Sen. Mike Caputo, D-Marion, agreed: “We all want to help our fire departments and we get a lot of requests from them.”

The bill now goes to Senate Finance.

S.B. 374 affects the Division of Corrections and Rehabilitations. This bill will increase the threshold for bid requirement to $10,000, making it consistent with other state agencies. The existing requirement states if the expenditure exceeds $2,500 the division must solicit at least three bids.

Sen. Caputo asked if this would include remodeling an office and if there is anything in the law that would prohibit string bidding. 

Committee Vice Chair Sen. Chandler Swope, R-Mercer, said, “There is nothing in the bill or procedures that would prohibit that… I will defer to the agency for more specificity.”

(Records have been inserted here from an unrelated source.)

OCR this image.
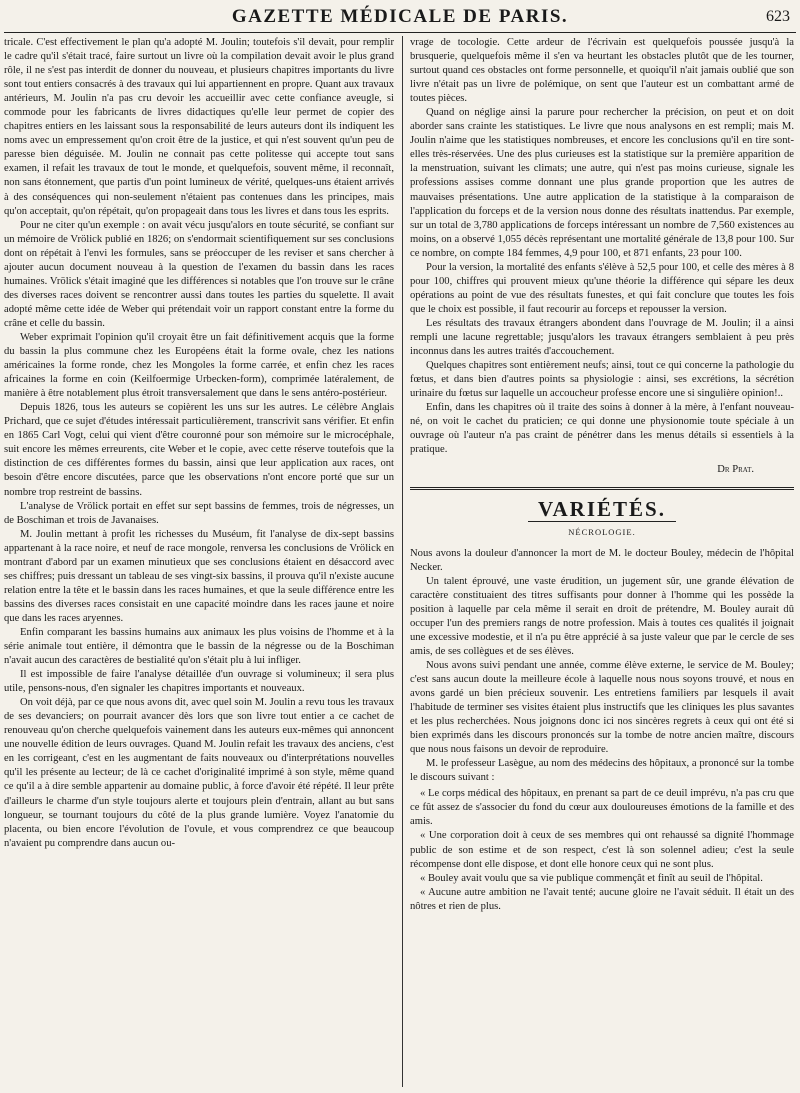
GAZETTE MÉDICALE DE PARIS.	623

tricale. C'est effectivement le plan qu'a adopté M. Joulin; toutefois s'il devait, pour remplir le cadre qu'il s'était tracé, faire surtout un livre où la compilation devait avoir le plus grand rôle, il ne s'est pas interdit de donner du nouveau, et plusieurs chapitres importants du livre sont tout entiers consacrés à des travaux qui lui appartiennent en propre. Quant aux travaux antérieurs, M. Joulin n'a pas cru devoir les accueillir avec cette confiance aveugle, si commode pour les fabricants de livres didactiques qu'elle leur permet de copier des chapitres entiers en les laissant sous la responsabilité de leurs auteurs dont ils indiquent les noms avec un empressement qu'on croit être de la justice, et qui n'est souvent qu'un peu de paresse bien déguisée. M. Joulin ne connait pas cette politesse qui accepte tout sans examen, il refait les travaux de tout le monde, et quelquefois, souvent même, il reconnaît, non sans étonnement, que partis d'un point lumineux de vérité, quelques-uns étaient arrivés à des conséquences qui non-seulement n'étaient pas contenues dans les principes, mais qu'on acceptait, qu'on répétait, qu'on propageait dans tous les livres et dans tous les esprits.

Pour ne citer qu'un exemple : on avait vécu jusqu'alors en toute sécurité, se confiant sur un mémoire de Vrölick publié en 1826; on s'endormait scientifiquement sur ses conclusions dont on répétait à l'envi les formules, sans se préoccuper de les reviser et sans chercher à ajouter aucun document nouveau à la question de l'examen du bassin dans les races humaines. Vrölick s'était imaginé que les différences si notables que l'on trouve sur le crâne des diverses races doivent se rencontrer aussi dans toutes les parties du squelette. Il avait adopté même cette idée de Weber qui prétendait voir un rapport constant entre la forme du crâne et celle du bassin.

Weber exprimait l'opinion qu'il croyait être un fait définitivement acquis que la forme du bassin la plus commune chez les Européens était la forme ovale, chez les nations américaines la forme ronde, chez les Mongoles la forme carrée, et enfin chez les races africaines la forme en coin (Keilfoermige Urbecken-form), comprimée latéralement, de manière à être notablement plus étroit transversalement que dans le sens antéro-postérieur.

Depuis 1826, tous les auteurs se copièrent les uns sur les autres. Le célèbre Anglais Prichard, que ce sujet d'études intéressait particulièrement, transcrivit sans vérifier. Et enfin en 1865 Carl Vogt, celui qui vient d'être couronné pour son mémoire sur le microcéphale, suit encore les mêmes erreurents, cite Weber et le copie, avec cette réserve toutefois que la distinction de ces différentes formes du bassin, ainsi que leur application aux races, ont besoin d'être encore discutées, parce que les observations n'ont encore porté que sur un nombre trop restreint de bassins.

L'analyse de Vrölick portait en effet sur sept bassins de femmes, trois de négresses, un de Boschiman et trois de Javanaises.

M. Joulin mettant à profit les richesses du Muséum, fit l'analyse de dix-sept bassins appartenant à la race noire, et neuf de race mongole, renversa les conclusions de Vrölick en montrant d'abord par un examen minutieux que ses conclusions étaient en désaccord avec ses chiffres; puis dressant un tableau de ses vingt-six bassins, il prouva qu'il n'existe aucune relation entre la tête et le bassin dans les races humaines, et que la seule différence entre les bassins des diverses races consistait en une capacité moindre dans les races jaune et noire que dans les races aryennes.

Enfin comparant les bassins humains aux animaux les plus voisins de l'homme et à la série animale tout entière, il démontra que le bassin de la négresse ou de la Boschiman n'avait aucun des caractères de bestialité qu'on s'était plu à lui infliger.

Il est impossible de faire l'analyse détaillée d'un ouvrage si volumineux; il sera plus utile, pensons-nous, d'en signaler les chapitres importants et nouveaux.

On voit déjà, par ce que nous avons dit, avec quel soin M. Joulin a revu tous les travaux de ses devanciers; on pourrait avancer dès lors que son livre tout entier a ce cachet de renouveau qu'on cherche quelquefois vainement dans les auteurs eux-mêmes qui annoncent une nouvelle édition de leurs ouvrages. Quand M. Joulin refait les travaux des anciens, c'est en les corrigeant, c'est en les augmentant de faits nouveaux ou d'interprétations nouvelles qu'il les présente au lecteur; de là ce cachet d'originalité imprimé à son style, même quand ce qu'il a à dire semble appartenir au domaine public, à force d'avoir été répété. Il leur prête d'ailleurs le charme d'un style toujours alerte et toujours plein d'entrain, allant au but sans longueur, se tournant toujours du côté de la plus grande lumière. Voyez l'anatomie du placenta, ou bien encore l'évolution de l'ovule, et vous comprendrez ce que beaucoup n'avaient pu comprendre dans aucun ou-

vrage de tocologie. Cette ardeur de l'écrivain est quelquefois poussée jusqu'à la brusquerie, quelquefois même il s'en va heurtant les obstacles plutôt que de les tourner, surtout quand ces obstacles ont forme personnelle, et quoiqu'il n'ait jamais oublié que son livre n'était pas un livre de polémique, on sent que l'auteur est un combattant armé de toutes pièces.

Quand on néglige ainsi la parure pour rechercher la précision, on peut et on doit aborder sans crainte les statistiques. Le livre que nous analysons en est rempli; mais M. Joulin n'aime que les statistiques nombreuses, et encore les conclusions qu'il en tire sont-elles très-réservées. Une des plus curieuses est la statistique sur la première apparition de la menstruation, suivant les climats; une autre, qui n'est pas moins curieuse, signale les professions assises comme donnant une plus grande proportion que les autres de mauvaises présentations. Une autre application de la statistique à la comparaison de l'application du forceps et de la version nous donne des résultats inattendus. Par exemple, sur un total de 3,780 applications de forceps intéressant un nombre de 7,560 existences au moins, on a observé 1,055 décès représentant une mortalité générale de 13,8 pour 100. Sur ce nombre, on compte 184 femmes, 4,9 pour 100, et 871 enfants, 23 pour 100.

Pour la version, la mortalité des enfants s'élève à 52,5 pour 100, et celle des mères à 8 pour 100, chiffres qui prouvent mieux qu'une théorie la différence qui sépare les deux opérations au point de vue des résultats funestes, et qui fait conclure que toutes les fois que le choix est possible, il faut recourir au forceps et repousser la version.

Les résultats des travaux étrangers abondent dans l'ouvrage de M. Joulin; il a ainsi rempli une lacune regrettable; jusqu'alors les travaux étrangers semblaient à peu près inconnus dans les autres traités d'accouchement.

Quelques chapitres sont entièrement neufs; ainsi, tout ce qui concerne la pathologie du fœtus, et dans bien d'autres points sa physiologie : ainsi, ses excrétions, la sécrétion urinaire du fœtus sur laquelle un accoucheur professe encore une si singulière opinion!..

Enfin, dans les chapitres où il traite des soins à donner à la mère, à l'enfant nouveau-né, on voit le cachet du praticien; ce qui donne une physionomie toute spéciale à un ouvrage où l'auteur n'a pas craint de pénétrer dans les menus détails si essentiels à la pratique.

Dr Prat.
VARIÉTÉS.
NÉCROLOGIE.

Nous avons la douleur d'annoncer la mort de M. le docteur Bouley, médecin de l'hôpital Necker.

Un talent éprouvé, une vaste érudition, un jugement sûr, une grande élévation de caractère constituaient des titres suffisants pour donner à l'homme qui les possède la position à laquelle par cela même il serait en droit de prétendre, M. Bouley aurait dû occuper l'un des premiers rangs de notre profession. Mais à toutes ces qualités il joignait une excessive modestie, et il n'a pu être apprécié à sa juste valeur que par le cercle de ses amis, de ses collègues et de ses élèves.

Nous avons suivi pendant une année, comme élève externe, le service de M. Bouley; c'est sans aucun doute la meilleure école à laquelle nous nous soyons trouvé, et nous en avons gardé un bien précieux souvenir. Les entretiens familiers par lesquels il avait l'habitude de terminer ses visites étaient plus instructifs que les cliniques les plus savantes et les plus recherchées. Nous joignons donc ici nos sincères regrets à ceux qui ont été si bien exprimés dans les discours prononcés sur la tombe de notre ancien maître, discours que nous nous faisons un devoir de reproduire.

M. le professeur Lasègue, au nom des médecins des hôpitaux, a prononcé sur la tombe le discours suivant :

« Le corps médical des hôpitaux, en prenant sa part de ce deuil imprévu, n'a pas cru que ce fût assez de s'associer du fond du cœur aux douloureuses émotions de la famille et des amis.

« Une corporation doit à ceux de ses membres qui ont rehaussé sa dignité l'hommage public de son estime et de son respect, c'est là son solennel adieu; c'est la seule récompense dont elle dispose, et dont elle honore ceux qui ne sont plus.

« Bouley avait voulu que sa vie publique commençât et finît au seuil de l'hôpital.

« Aucune autre ambition ne l'avait tenté; aucune gloire ne l'avait séduit. Il était un des nôtres et rien de plus.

The bill now goes to the full Senate.

S.B. 389 relates to the state Resiliency Office. This bill contains several technical changes. It adjusts the title to state the office will be responsible for planning for emergency and disaster response, recovery, and resiliency as opposed to actually conducting the operations. 

This bill clarifies that both the state Resiliency Officer and the Cabinet Secretary of the Department of Health and Human Resources are members of the board. It also takes away the public notice requirement for board meetings.

Sen. Swope made a point add some clarity to the changes, as the co-chair of oversight of the resiliency committee and encouraged the bill.

The bill now goes to the full Senate.